Levantamento levou em conta gastos com manejo do pomar, perdas de produção e erradicações de plantas

Gustavo Porto, O Estado de S.Paulo

10 Junho 2009 | 03h01

Estimativa considerada conservadora do Fundo de Defesa da Citricultura (Fundecitrus) mostra que as doenças mais comuns no parque comercial citrícola brasileiro custam US$ 532 milhões por ano aos produtores. O valor corresponde a cerca de 15% dos mais de US$ 3 bilhões que a cadeia de laranja movimenta no País, segundo dados do Centro de Conhecimento em Agronegócios da Universidade de São Paulo, do Programa de Estudos dos Negócios do Sistema Agroindustrial (Pensa/USP).

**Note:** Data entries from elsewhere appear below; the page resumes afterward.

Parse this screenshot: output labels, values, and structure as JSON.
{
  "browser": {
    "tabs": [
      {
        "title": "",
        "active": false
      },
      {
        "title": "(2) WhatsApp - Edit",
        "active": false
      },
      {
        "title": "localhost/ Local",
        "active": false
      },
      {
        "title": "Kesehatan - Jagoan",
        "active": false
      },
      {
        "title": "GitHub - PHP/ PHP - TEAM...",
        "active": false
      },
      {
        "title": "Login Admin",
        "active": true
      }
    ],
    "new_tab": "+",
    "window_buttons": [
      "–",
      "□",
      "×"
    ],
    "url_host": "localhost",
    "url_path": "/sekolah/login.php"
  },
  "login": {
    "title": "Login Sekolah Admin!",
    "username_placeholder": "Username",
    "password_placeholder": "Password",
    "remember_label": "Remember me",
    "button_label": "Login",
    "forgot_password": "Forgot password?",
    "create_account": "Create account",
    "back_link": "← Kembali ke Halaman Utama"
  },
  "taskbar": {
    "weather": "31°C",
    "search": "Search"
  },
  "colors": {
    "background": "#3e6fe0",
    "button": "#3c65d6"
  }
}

O presidente do Fundecitrus, Lourival Monaco, explica que os cálculos do levantamento levam em conta todos os gastos do citricultor com o manejo das plantas, as perdas de produção advindas das pragas e doenças, além das erradicações realizadas nos pomares no ano passado.

BACTÉRIAS E PRAGAS

Foram incluídas na avaliação as três principais doenças bacterianas da citricultura - clorose variegada dos citros (CVC), greening e cancro cítrico -, além de outras três pragas comuns nos pomares: leprose, pinta preta e estrelinha.

De acordo com o levantamento do Fundecitrus, a poda e erradicação de árvores contaminadas, a redução da produtividade decorrente da severidade de algumas doenças, as vistorias necessárias nos pomares para detectar doenças e o investimento em inseticidas para o controle das doenças bacterianas custaram ao produtor US$ 352 milhões no ano passado.

Outros US$ 100 milhões foram gastos com o controle da pinta preta e da estrelinha e, ainda, US$ 80 milhões com a leprose.